Neler yapılmadı ki boyun eğdirmek için? Her gece sabaha kadar çatışma süsü verilerek rastgele halka ait ev ve işyerlerine havanlı, roketli ateş açılmasından bitmek bilmeyen sokağa çıkma yasaklarına, sokak ortasında işlenen cinayetlere kadar yığınla fenalık yapıldı halka. Halkın ‘şeytanok’ dediği Hizbullah çetecilerinin Batman, Diyarbakır ve Silvan’dan önce Cizre’de karargâh kurmak istediğini ve bir türlü etkili olamadığını biliyoruz. Eğer şimdilerde adına “seçimlere hazırlık” denilen “faaliyetlerinde” etkili olabilselerdi, tıpkı Batman’daki gibi her gün polis kontrolünde insan öldürecek, toplumu kan ve terörle baskı altına alacaklardı.

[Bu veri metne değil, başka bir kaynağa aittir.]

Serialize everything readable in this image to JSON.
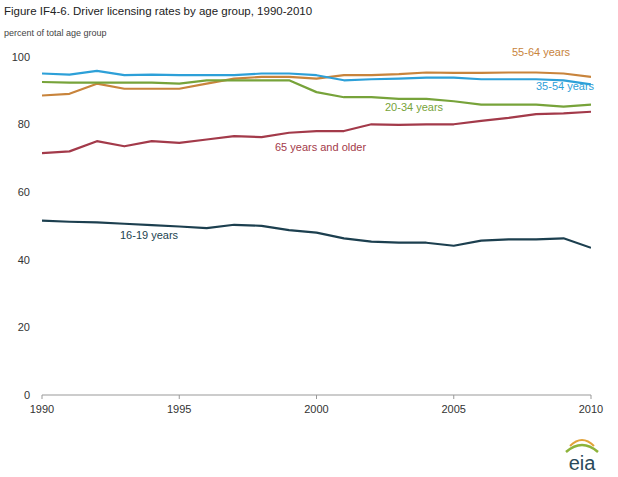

Cizre halkı bu peştemallı katillere fırsat vermedi. Onun yerine katillerin gerçek sahibi devlet vardı Cizre’de. Alman yapımı BTR-60 panzerleri (heyşt tekel),ırkçı marşlar ve siren sesleriyle her an toplumu taciz etmesi, sokak ortasında bir polisin halkı azarlaması, söz gelimi kadınların yaygın olarak giydiği siyah çarşafların çarşı ya da pazar yerinde yakalanan kadınların üzerinden “teröristler saklanıyor” diyerek yırtılması, ya da birden bire pazardaki kalabalığa ateş açması, hiçbir sebep göstermeden halktan insanların tartaklanması, ya da bir gencin yaka paça Toros marka beyaz araca bindirip götürülmesi işten bile değildi…

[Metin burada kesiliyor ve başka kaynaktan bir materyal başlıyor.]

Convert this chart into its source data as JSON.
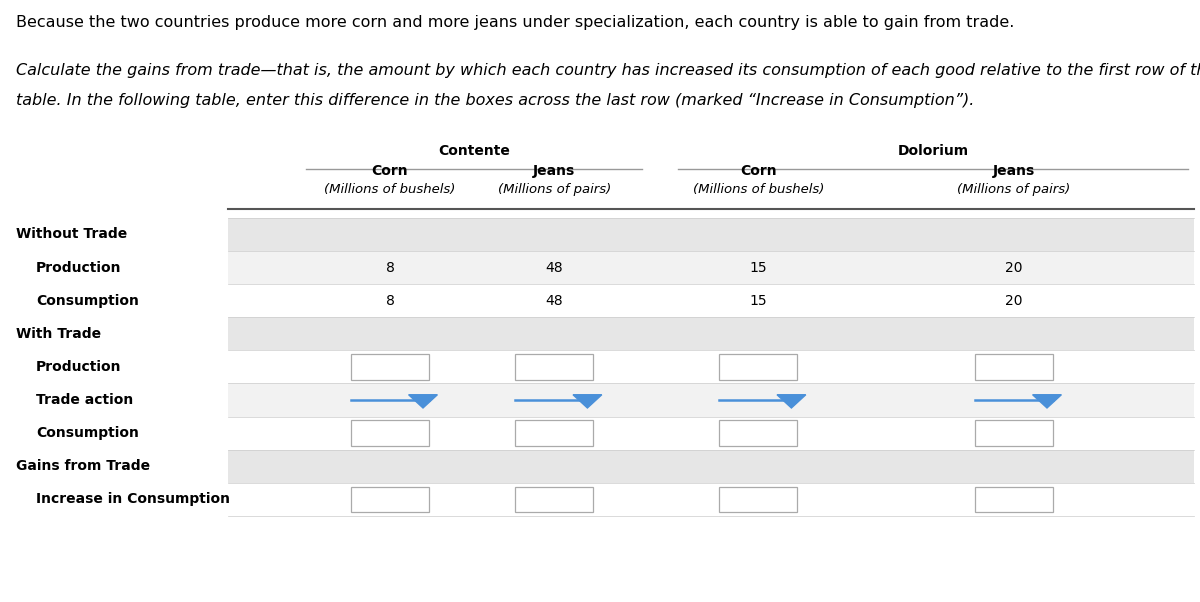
{
  "intro_text_1": "Because the two countries produce more corn and more jeans under specialization, each country is able to gain from trade.",
  "intro_text_2a": "Calculate the gains from trade—that is, the amount by which each country has increased its consumption of each good relative to the first row of the",
  "intro_text_2b": "table. In the following table, enter this difference in the boxes across the last row (marked “Increase in Consumption”).",
  "country1": "Contente",
  "country2": "Dolorium",
  "col_headers": [
    "Corn",
    "Jeans",
    "Corn",
    "Jeans"
  ],
  "col_subheaders": [
    "(Millions of bushels)",
    "(Millions of pairs)",
    "(Millions of bushels)",
    "(Millions of pairs)"
  ],
  "data_prod": [
    "8",
    "48",
    "15",
    "20"
  ],
  "data_cons": [
    "8",
    "48",
    "15",
    "20"
  ],
  "bg_white": "#ffffff",
  "bg_gray": "#e6e6e6",
  "bg_light": "#f2f2f2",
  "text_color": "#000000",
  "line_color": "#888888",
  "dropdown_color": "#4a90d9",
  "box_border_color": "#aaaaaa",
  "font_size_intro": 11.5,
  "font_size_table": 10,
  "font_size_sub": 9.5
}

Devlet Türkiye’deki bilinen tüm teamüllerinin dışına çıkarak çok suç işledi Cizre’de. Bu günlerde barışı konuşmaya başlarken, Cizre’deki diken üstü durumun bir türlü sona ermemesi ve halkın geliştirdiği hendek kazma gibi ‘önleyici’ tedbirler toplumla devlet arasındaki bu arbedenin süreceğini gösteriyor. En son Ümit Kurt isimli bir Kürt gencinin vurularak öldürülmesi halkı infiale sürüklemeye yönelik çirkin bir devlet provokasyonudur. Sürekli Yüksekova, Lice, Varto (6-8 Ekim olaylarında) ve Cizre gibi Kürt özgürlük mücadelesini en zor yıllarda bile sahiplenen yerlerde yaşayan halka yönelik sistematik provokasyon ve birer ikişer olacak şekilde özelde gençlere yönelik katliam, halkın infiale kapılarak örgütlü hareketini bozmayı ve Türk devletiyle Kürt tarafı arasında bin bir çaba ve emekle oluşan bu zorlu ‘aşamayı’ yıkmayı hedeflemektedir.

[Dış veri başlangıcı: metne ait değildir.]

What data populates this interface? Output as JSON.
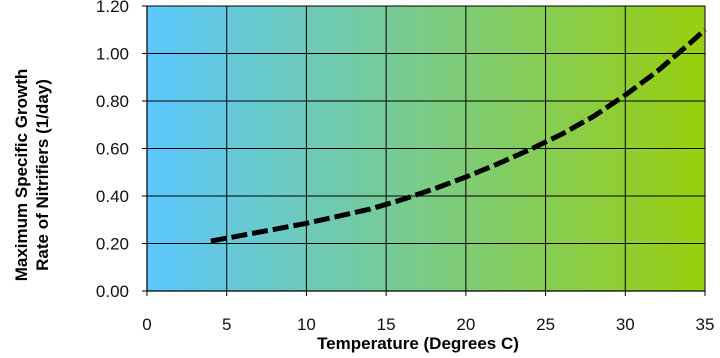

Başka bir deyişle, sürecin kalbi Cizre’de atmaktadır. Yine Diyarbakır 4. Ağır Ceza Mahkemesi’nin 2010’da Cizre KCK davasından tutuklanan 16 siyasetçiye verilen ‘cezayı’ onaması karşısında, halkın ‘sonunda çözüm geliyor!’ diyerek sokaklara çıkıp halay çekmesini beklemiyorsunuz herhalde… Eğer ortada bir müzakere ve anlaşma temayülü olsaydı, halkın zombiler gibi gördüğü ve nefret ettiği Hizbul vahşet, Şeytanok, Hizbul-kontra gibi pek çok ismi bulunan bu şebeke, onca acı ve zorluğun ardından yeniden Cizre halkının karşısına çıkarılmazdı. Cizre halkı bu kullanımlık yapıyı da, devleti de çok iyi tanıyor çünkü.

Devlet olan biteni tıpkı 1990’larda yaptığı gibi toplumun geri kalanından gizlemeyi tercih ediyor. Kobanê’de, Lice’de, Varto, Amed, Yüksekova ve Cizre’de çözüm süreci yürümüyor. Gençlerin sıklıkla kurşunlanarak öldürüldüğü bir coğrafyada hiçbir sorun çözülmez. Normal hayat toplumdan gittikçe uzaklaşır ve insanlar ölümlerle yatıp kalkar. Böylece herkes gergin, güvensiz ve ‘tedbirli’ davranmak zorunda kalır. Oysa asıl olan derhal barış ve çözüm tedbirlerinin geliştirilmesidir. Artık bu kadar fenalıktan sonra boyun eğdirilemeyen Cizre halkına kulak vererek bir yerden başlanabilir.